At the yesterday’s session, the Government adopted a decision to send two police officers to the UN peacekeeping mission in Cyprus. Representatives of the Police Directorate are present in the mission in Cyprus since 2009. During the 2012, police officers were sent to the ISAF mission in Afghanistan as well.
In contrast to the deployment of Army, the Government does not need the consent of the Parliament when deployng the representatives of police, civil defense and public administration bodies to peacekeeping missions.
Parliametnary Committee for Security and Defense is not consulted when these decision are being made, nor has it so far been informed about the activities of the representatives of the Police Directorate in the peacekeeping missions. This is particularly worrying since the Law on parliamentary oversight in the area of security and defense explicitly states the duty of the Committee to review these reports, and therefore, the obligation of competent institutions to submit them regularly.
Law governing this area was adopted in 2008 (full name: the Law on the use of units of the Army of Montenegro in the international forces and the participation of members of civil defense, police and employees in state administration in peacekeeping missions and other activities abroad), It provides that the Parliament must approve the deployment of Army representatives to peacekeeping missions. When it comes to the participation of members of civil protection and others to peacekeeping missions, the Parliament has no jurisdiction. The executive is given the exclusive and unlimited authority to decide on this important issue.

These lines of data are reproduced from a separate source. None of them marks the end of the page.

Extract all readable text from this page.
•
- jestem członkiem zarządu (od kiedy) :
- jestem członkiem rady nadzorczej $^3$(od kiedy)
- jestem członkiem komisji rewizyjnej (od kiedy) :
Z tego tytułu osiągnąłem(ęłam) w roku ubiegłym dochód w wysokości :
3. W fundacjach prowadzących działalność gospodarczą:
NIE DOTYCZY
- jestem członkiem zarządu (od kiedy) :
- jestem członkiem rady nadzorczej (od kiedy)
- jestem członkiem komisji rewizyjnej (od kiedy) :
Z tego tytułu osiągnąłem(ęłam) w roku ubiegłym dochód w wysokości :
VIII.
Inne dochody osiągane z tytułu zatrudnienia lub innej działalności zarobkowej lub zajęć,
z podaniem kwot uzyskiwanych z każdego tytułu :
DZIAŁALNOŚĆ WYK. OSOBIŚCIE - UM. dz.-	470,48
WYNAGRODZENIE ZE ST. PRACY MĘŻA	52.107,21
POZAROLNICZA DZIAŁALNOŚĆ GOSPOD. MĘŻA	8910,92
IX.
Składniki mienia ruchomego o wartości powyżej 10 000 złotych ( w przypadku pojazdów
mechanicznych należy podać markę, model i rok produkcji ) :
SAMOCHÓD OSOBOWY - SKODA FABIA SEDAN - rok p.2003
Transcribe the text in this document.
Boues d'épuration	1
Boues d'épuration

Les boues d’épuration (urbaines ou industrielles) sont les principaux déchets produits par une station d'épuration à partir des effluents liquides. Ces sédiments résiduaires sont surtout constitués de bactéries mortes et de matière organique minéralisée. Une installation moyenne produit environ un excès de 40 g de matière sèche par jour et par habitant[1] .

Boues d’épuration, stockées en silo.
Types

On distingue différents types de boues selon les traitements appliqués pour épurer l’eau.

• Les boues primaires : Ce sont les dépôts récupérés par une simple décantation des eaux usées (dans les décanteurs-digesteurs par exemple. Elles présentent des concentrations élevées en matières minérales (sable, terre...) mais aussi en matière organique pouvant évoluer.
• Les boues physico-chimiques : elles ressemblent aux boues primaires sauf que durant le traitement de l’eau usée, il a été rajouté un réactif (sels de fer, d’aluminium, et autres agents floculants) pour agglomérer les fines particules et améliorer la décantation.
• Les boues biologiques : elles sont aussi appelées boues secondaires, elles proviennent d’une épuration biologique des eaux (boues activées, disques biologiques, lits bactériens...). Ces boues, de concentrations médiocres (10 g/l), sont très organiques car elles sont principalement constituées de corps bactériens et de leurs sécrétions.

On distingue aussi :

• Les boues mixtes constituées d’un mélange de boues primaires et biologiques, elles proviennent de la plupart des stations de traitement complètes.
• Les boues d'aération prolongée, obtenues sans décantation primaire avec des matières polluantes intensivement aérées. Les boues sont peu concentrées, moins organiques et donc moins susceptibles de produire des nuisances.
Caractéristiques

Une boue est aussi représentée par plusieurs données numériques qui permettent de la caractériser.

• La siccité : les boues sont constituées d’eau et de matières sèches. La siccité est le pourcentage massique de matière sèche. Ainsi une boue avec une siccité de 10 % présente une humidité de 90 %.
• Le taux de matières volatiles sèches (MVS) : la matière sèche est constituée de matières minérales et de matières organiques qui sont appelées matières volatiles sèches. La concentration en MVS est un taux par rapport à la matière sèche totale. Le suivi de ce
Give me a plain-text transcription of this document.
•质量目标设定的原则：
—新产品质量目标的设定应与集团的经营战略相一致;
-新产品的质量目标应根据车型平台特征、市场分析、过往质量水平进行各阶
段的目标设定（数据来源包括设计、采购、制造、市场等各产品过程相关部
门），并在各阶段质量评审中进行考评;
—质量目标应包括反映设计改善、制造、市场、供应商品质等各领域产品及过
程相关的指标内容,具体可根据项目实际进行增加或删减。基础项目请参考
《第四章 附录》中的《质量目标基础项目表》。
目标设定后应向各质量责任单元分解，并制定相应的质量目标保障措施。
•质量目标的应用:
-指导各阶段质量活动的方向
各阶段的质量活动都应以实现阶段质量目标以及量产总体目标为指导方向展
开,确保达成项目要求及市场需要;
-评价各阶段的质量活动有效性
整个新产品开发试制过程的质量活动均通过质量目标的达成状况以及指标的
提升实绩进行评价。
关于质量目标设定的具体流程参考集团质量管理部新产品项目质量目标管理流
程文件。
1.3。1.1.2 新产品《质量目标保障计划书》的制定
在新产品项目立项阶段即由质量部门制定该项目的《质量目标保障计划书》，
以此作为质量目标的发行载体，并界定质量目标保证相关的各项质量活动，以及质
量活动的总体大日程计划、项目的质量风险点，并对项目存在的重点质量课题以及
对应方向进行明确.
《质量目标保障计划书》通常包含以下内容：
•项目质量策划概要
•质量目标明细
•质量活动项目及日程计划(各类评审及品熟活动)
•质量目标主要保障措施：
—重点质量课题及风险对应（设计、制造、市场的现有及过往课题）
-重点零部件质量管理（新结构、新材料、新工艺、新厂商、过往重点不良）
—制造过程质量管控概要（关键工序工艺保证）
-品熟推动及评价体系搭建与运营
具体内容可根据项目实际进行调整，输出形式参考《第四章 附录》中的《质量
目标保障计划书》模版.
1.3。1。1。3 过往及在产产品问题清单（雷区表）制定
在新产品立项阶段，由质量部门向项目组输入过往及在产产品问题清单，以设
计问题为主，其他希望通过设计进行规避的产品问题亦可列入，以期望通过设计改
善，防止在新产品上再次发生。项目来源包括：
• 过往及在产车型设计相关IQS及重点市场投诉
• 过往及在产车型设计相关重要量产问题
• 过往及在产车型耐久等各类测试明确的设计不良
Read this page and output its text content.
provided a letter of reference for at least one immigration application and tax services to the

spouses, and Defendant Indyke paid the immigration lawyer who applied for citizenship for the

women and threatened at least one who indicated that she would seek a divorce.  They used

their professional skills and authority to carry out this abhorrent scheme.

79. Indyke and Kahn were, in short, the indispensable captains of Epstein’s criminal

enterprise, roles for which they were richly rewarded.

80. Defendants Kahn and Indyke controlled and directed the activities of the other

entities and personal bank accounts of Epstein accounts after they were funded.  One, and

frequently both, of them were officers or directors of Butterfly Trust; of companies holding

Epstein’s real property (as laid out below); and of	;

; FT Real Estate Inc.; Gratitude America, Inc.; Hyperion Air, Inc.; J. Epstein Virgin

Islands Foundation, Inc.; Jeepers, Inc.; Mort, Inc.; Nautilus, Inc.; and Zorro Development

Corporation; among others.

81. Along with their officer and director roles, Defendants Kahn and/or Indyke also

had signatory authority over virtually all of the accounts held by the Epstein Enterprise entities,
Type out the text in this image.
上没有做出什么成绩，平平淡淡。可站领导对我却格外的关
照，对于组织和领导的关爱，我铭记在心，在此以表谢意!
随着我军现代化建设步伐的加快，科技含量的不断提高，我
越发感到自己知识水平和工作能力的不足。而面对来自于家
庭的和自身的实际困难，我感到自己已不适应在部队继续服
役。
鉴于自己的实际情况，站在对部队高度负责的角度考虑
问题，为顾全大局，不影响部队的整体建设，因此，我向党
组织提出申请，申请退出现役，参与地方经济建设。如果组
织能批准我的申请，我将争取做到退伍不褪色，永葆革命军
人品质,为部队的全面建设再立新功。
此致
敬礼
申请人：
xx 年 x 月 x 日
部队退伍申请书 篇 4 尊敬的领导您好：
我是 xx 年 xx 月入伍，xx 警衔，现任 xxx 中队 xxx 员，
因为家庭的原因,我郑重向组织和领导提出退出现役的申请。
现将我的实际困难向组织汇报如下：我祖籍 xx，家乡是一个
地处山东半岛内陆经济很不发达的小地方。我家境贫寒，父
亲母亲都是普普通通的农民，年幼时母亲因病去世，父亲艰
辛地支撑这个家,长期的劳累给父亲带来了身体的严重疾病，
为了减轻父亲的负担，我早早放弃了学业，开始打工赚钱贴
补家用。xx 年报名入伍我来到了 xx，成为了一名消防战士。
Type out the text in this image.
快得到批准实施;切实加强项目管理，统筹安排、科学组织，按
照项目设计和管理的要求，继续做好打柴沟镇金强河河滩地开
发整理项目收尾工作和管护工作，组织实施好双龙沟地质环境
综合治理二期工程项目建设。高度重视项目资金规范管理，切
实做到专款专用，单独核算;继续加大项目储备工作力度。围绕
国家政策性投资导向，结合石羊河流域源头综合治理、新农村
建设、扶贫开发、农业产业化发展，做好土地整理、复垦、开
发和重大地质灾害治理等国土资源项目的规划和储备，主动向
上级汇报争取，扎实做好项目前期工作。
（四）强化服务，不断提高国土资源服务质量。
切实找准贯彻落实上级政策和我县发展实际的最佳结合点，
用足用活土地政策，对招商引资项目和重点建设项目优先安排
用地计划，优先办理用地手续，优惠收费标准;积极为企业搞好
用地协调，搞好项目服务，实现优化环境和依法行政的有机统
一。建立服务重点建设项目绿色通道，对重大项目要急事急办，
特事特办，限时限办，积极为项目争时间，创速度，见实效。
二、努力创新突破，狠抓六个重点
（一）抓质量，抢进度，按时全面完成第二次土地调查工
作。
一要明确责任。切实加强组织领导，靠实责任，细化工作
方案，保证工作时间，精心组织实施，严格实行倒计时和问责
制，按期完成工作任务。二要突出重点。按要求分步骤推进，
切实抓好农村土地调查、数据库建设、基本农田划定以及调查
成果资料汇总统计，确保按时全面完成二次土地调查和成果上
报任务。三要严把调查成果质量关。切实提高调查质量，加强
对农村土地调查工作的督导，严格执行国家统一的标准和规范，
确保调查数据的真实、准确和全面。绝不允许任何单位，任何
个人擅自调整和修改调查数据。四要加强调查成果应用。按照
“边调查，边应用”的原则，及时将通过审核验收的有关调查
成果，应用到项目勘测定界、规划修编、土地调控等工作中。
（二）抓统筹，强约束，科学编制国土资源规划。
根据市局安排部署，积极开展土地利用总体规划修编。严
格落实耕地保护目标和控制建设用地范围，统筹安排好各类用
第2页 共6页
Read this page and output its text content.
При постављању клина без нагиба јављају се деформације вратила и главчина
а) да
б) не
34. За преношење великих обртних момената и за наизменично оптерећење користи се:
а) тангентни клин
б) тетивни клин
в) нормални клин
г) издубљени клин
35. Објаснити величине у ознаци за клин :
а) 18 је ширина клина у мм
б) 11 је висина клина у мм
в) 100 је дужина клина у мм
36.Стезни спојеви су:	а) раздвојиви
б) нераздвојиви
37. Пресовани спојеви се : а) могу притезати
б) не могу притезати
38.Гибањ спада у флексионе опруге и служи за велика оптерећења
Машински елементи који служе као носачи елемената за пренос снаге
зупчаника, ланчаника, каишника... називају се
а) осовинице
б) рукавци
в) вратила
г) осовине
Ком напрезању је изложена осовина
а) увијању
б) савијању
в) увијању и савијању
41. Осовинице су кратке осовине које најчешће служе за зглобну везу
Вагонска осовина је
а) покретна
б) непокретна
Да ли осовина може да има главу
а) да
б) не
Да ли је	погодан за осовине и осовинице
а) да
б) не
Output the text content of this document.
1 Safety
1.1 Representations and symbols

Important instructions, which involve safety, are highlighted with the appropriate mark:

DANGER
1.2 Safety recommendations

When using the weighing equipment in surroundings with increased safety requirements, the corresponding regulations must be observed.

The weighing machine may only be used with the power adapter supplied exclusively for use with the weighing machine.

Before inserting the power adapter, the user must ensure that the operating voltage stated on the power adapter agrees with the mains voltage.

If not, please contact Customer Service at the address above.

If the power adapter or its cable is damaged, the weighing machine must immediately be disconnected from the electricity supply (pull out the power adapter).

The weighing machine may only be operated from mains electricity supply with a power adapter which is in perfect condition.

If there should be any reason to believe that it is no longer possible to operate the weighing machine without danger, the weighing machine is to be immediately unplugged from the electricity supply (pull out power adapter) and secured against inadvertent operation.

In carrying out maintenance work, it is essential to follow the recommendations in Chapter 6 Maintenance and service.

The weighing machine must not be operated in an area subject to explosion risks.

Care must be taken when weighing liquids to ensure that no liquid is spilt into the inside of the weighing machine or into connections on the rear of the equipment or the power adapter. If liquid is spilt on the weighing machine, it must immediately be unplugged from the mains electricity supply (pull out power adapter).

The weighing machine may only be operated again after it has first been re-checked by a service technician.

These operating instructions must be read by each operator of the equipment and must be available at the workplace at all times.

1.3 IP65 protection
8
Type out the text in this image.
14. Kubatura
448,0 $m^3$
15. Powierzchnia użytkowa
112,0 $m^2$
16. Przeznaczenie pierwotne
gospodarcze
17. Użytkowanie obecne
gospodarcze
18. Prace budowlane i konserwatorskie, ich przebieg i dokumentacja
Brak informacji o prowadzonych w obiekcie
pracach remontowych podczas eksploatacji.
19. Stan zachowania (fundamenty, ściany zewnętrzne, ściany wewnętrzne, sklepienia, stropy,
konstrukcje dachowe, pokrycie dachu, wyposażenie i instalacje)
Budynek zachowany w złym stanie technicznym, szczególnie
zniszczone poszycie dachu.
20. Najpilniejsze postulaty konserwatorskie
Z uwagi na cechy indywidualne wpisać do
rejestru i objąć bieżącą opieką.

We believe that it is needed to urgently initiate amendments to the Law on the use of units of the Army of Montenegro in the international force and the participation of members of civil protection (…) to make the approval of the Parliament required when deploying the members of civil defense, police and employees in the civil administration to missions abroad. Solution that is currently in force is outdated and made obsolete through the adoption of the Law on parliamentary oversight. Furthermore, it represents an obstacle to the further development of parliamentary oversight in the area ofsecurity and defense.